Animal testing is necessary in some situations

Tuesday, April 7th, 2009

March 22, 2007 Ed Cartoon

Recently, a Brock University professor called for a moratorium to stop animal testing on the school’s campus.

Testing and research on animals is a polarizing issue. It’s generally kept quiet as its details may be unsettling. Nonetheless, it’s a necessary reality and a necessary evil for advancing medicine and research.

It’s only natural for different species to do everything possible to ensure their survival; we must combat disease to stay alive, and doing so may require research using animals.

Some anti-animal testing activists like the Brock professor suggest alternatives, like computer simulations of cadavers and synthetic reproductions of skin, in place of live animals in testing and training of physicians.
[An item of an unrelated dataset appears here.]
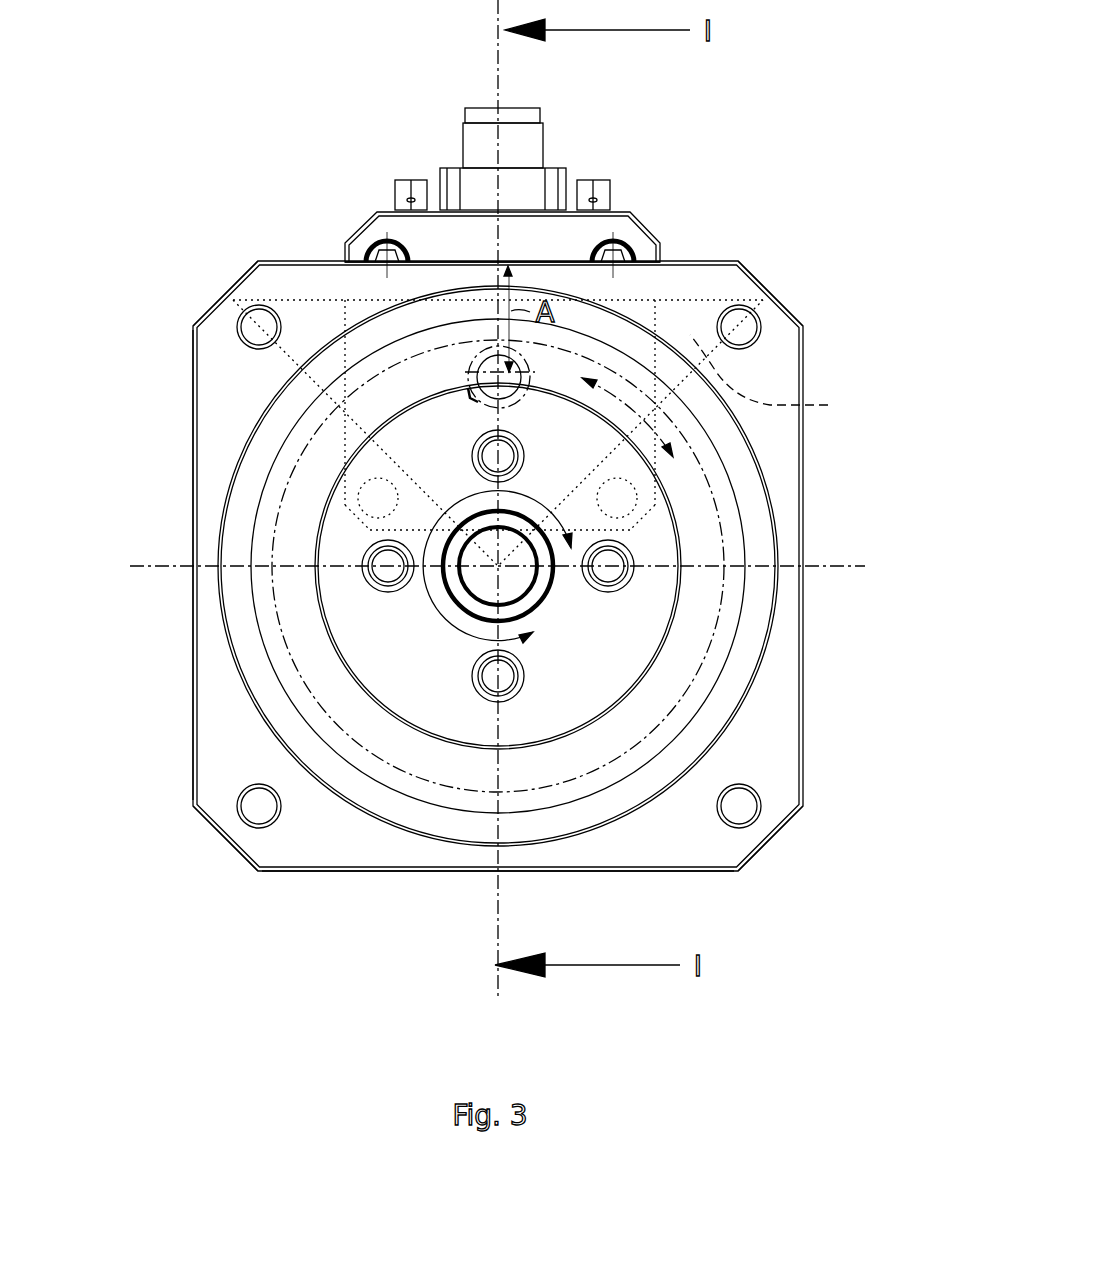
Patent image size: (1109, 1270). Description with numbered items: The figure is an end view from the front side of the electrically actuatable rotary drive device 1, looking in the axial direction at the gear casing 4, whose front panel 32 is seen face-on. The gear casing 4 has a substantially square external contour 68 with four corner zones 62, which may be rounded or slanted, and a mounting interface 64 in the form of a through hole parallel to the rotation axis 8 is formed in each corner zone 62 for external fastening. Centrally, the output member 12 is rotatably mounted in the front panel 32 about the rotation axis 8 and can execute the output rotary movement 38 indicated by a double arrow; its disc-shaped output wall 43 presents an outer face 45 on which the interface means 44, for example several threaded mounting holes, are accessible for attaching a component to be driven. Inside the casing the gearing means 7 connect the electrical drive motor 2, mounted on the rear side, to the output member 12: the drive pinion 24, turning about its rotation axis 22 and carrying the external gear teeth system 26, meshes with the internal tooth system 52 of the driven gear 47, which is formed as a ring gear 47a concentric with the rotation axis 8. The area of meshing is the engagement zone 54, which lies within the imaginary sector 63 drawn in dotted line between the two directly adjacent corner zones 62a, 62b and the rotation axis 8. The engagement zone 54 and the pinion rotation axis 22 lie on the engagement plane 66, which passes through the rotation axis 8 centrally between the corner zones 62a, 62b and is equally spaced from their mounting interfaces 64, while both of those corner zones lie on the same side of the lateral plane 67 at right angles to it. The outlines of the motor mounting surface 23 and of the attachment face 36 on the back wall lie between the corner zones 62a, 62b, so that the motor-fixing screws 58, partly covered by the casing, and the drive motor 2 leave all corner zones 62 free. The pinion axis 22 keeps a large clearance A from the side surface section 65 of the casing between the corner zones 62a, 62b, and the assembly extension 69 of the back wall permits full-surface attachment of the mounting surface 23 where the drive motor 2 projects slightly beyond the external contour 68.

But live human patients aren’t computer simulations, and when it comes to the life or death of a human patient on the operating table, there’s no replacement for practical experience on real test subjects " even if they have to be animals. Virtually no one would be comfortable going under the knife if they knew their surgeon had only ever worked on computer simulations.

These alternatives should certainly be pursued to supplement tangible, hands-on practice. Using synthetic or computerized elements in early stages of study would limit the number of animals dying for the sake of human progress. But there’s still no excuse for physicians and researchers not to train with real dissections. Suggesting alternatives as a total solution is oversimplifying a complicated issue.

Researchers implementing animal testing aren’t sadistic; they have a vested interest in finding cures for massive killers among the human populace. Ultimately, progress is made, and has been made, on rampant diseases like heart disease, cancer and AIDS because of testing conducted on animals.

Certainly, there should be animal testing standards. For instance, thinking about animals being deformed or badly injured because cosmetic products have been tested on them is disturbing. Animals should only be used to achieve important health-related goals. Also, perhaps we could ensure animals have a better quality of life before being tested. Regardless, medical pursuits are a justifiable reason to incorporate animals in the developing stages of progress.